Device locations, including specific geographic locations, such as through GPS, Bluetooth, or WiFi signals.
Connection information such as the name of your mobile operator or ISP, browser type, language and time zone, mobile phone number and IP address.
Your networks and connections.
We collect information about the people and groups you are connected to and how you interact with them, such as the people you communicate with the most or the groups you like to share with. We also collect contact information you provide if you upload, sync or import this information (such as an address book) from a device.

Pseudonymized Data

As we discussed before the definition of personal data under GDPR has a broader scope. It’s a good practice to record any additional data that you collect, apart from direct user attributes (like what we gather in identity analytics)— against a pseudonym. Pseudonymous and anonymous carry two different meanings. Anonymous is pseudonymous + unlinkability. Any data about the user apart from the core set of attributes — like user behaviors and access patterns, can be recorded against a pseudonym. The link between the pseudonym and user can be maintained in a different table — and to make it much secure, we just encrypt the data in this table. Once the user request to delete his/her account, apart from the user attributes, the mapping between the username and the pseudonym can also be removed. This will make all the recorded data against the corresponding pseudonym, anonymous. Anonymous data are safe under GDPR — and you do not need to worry erasing them.

Then again right to be forgotten is a tricky requirement under GDPR. Some financial/tax regulations require the retention of certain data for a given period. When there is a conflicting regulation, in most of the time tax regulations will win. You may need to consult your lawyer to get more clarity on this.

Securing the IAM Infrastructure

The key objective of GDPR is the privacy of user personal data. All the regulations enforced in GDPR is to achieve that goal. GDPR does not define how to do things — but only what needs to be achieved. Properly securing the IAM infrastructure plays a key role in meeting GDPR objectives, as the corporate identity provider acts as the single source of truth. Following are few things you would need to worry about in securing the IAM infrastructure.

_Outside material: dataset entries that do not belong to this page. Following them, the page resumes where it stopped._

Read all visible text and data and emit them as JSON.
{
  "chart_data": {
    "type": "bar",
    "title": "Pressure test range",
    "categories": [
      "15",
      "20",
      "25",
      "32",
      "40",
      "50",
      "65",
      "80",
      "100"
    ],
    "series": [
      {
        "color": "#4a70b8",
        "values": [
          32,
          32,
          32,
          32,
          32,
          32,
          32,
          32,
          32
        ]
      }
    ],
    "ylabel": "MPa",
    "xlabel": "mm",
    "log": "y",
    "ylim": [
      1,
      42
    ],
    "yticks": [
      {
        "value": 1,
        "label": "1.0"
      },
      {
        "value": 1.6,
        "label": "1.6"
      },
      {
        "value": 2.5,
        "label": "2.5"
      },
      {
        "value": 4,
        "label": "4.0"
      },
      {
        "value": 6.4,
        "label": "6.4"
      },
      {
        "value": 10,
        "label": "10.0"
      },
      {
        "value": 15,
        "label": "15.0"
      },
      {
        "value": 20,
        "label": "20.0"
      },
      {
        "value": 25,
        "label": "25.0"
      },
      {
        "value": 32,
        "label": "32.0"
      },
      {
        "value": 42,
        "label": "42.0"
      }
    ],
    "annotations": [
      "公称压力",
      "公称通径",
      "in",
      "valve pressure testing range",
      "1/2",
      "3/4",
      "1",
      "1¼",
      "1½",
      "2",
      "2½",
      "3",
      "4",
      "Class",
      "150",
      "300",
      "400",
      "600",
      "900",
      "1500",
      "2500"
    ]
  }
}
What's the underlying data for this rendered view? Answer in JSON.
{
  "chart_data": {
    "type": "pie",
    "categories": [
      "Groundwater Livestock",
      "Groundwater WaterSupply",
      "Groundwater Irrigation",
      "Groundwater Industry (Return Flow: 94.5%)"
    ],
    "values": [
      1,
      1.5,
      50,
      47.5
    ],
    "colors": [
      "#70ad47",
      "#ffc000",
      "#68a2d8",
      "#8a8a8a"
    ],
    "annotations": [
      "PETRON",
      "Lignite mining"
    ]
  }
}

Enable strong authentication for IAM administrators and users. Look for the identity provider solutions which do support FIDO U2F, TOTP, SMS/Email OTP.
Do not share the IAM infrastructure between customers (users) and corporate employees.
Enforce access control polices — and do an impact analysis on all the changes to such policies.
Occupy identity analytics to detect anomalous activities and fire notifications.
Audit all the actions in the IAM infrastructure — not just by IAM administrators — but also by the system administrators.
Have a way to protect the integrity of the audit logs and verify frequently.
Occupy a Privileged Accounts Management (PAM) system to manage powerful/privileged/system accounts within the IAM infrastructure.
Protect the integrity of personal data — both at rest and while in transit. The data at rest can be protected with disk level encryption or database level encryption. TLS must be used everywhere, when sharing personal data over communication channels.
Have a plan for high-availability and disaster recovery.
Checkout the recommendations in ISO/IEC 27000 family standards and BS 10012.